- Born: 17 September 1962 (age 63) Sardauna, Taraba State
- Organization: Trade Union Congress
- Title: former President of Trade Union Congress
- Term: 21 June 2013 – 1 July 2019
- Predecessor: Peter Esele
- Successor: Quadri Olaleye
- Political party: NNPP
- Movement: Trade Unionist
- Honours: Tafidan Mambilla

= Bobboi Kaigama =

Nigerian trade unionist (born 1962)

Comrade Bobboi Kaigama (born 17 September 1962) is a Nigerian trade unionist and former president of the Trade Union Congress of Nigeria.

== Early life ==
Bobboi Kaigama was born on 17 September 1962 in a village called Kakara in Sardauna in Taraba State. He obtained a Bachelor of Science degree in Urban and Regional Planning and Master of Business Administration in Project Management Technology from Obafemi Awolowo University and Federal University of Technology, Owerri.

== Career ==
Kaigama was the chairman of the Taraba State branch of the Association of Senior Civil Servants of Nigeria (ASCSN), a trade union for staff working in the civil service in Nigeria. Since 2005, he has been a member of the National Executive Council of Trade Union Congress of Nigeria (TUC). Kaigama was the National Vice President of ASCSN till 2013 where he was appointed National President of both ASCSN and TUC. These two trade unions represent all senior staff unions and associations in both public and private sectors in Nigeria. He went on to serve two terms as President of TUC from 2013 to 2019.

In 2025, he was nominated by Bola Ahmed Tinubu as a Federal Commissioner representing Taraba State at the Federal Character Commission (FCC). State House Abuja. On 27 November 2025 his appointment was confirmed by the Senate of Nigeria alongside other nominees following a screening report submitted by the Senate Committee on Federal Character and Inter-Governmental Affairs.

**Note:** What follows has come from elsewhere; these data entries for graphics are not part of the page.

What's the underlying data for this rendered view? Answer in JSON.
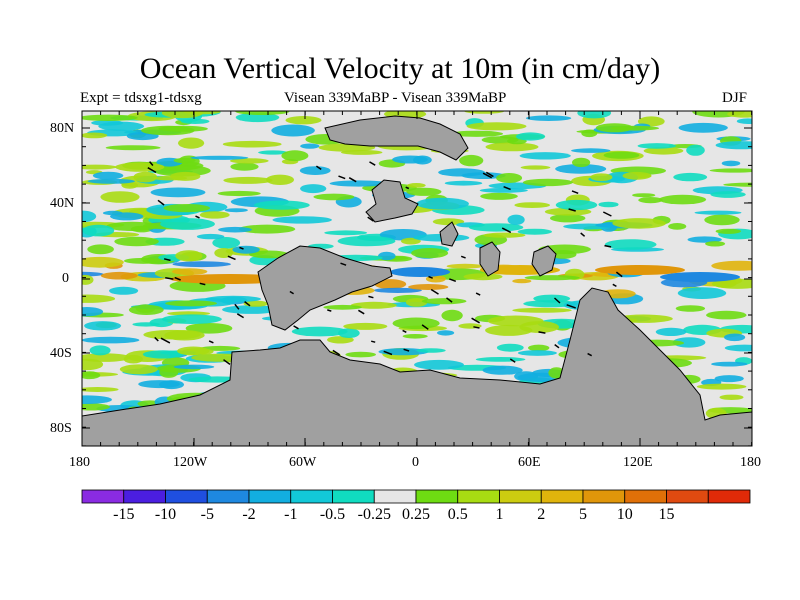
{
  "title": "Ocean Vertical Velocity at 10m (in cm/day)",
  "left_subtitle": "Expt = tdsxg1-tdsxg",
  "center_subtitle": "Visean 339MaBP - Visean 339MaBP",
  "right_subtitle": "DJF",
  "y_ticks": [
    "80N",
    "40N",
    "0",
    "40S",
    "80S"
  ],
  "x_ticks": [
    "180",
    "120W",
    "60W",
    "0",
    "60E",
    "120E",
    "180"
  ],
  "colorbar": {
    "colors": [
      "#8a2be2",
      "#4b1ee0",
      "#1f4fe0",
      "#1e88e0",
      "#12aee0",
      "#12c8d8",
      "#10dcc0",
      "#e6e6e6",
      "#6edc12",
      "#a8dc12",
      "#cccc10",
      "#e0b40c",
      "#e0960a",
      "#e07008",
      "#e04a10",
      "#e02a08"
    ],
    "labels": [
      "-15",
      "-10",
      "-5",
      "-2",
      "-1",
      "-0.5",
      "-0.25",
      "0.25",
      "0.5",
      "1",
      "2",
      "5",
      "10",
      "15"
    ]
  },
  "land_color": "#a0a0a0",
  "neutral_color": "#e6e6e6"
}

As a commissioner of the Federal Character Commission, Kaigama will be part of the body mandated to implement and enforce the “federal character principle” ensuring fairness and equity in the distribution of public posts and socio-economic infrastructures across Nigeria’s federating units.

=== Political career ===
Kaigama applied for the senatorial ticket of Taraba Central under All Progressives Congress but lost to Marafa Bashir Abba in the primaries. He left the party shortly after later joining New Nigeria People's Party and was chosen to run for Senator of Taraba Central. Kaigama lost the election to the PDP candidate, Haruna Manu, who was the state's outgoing Deputy Governor.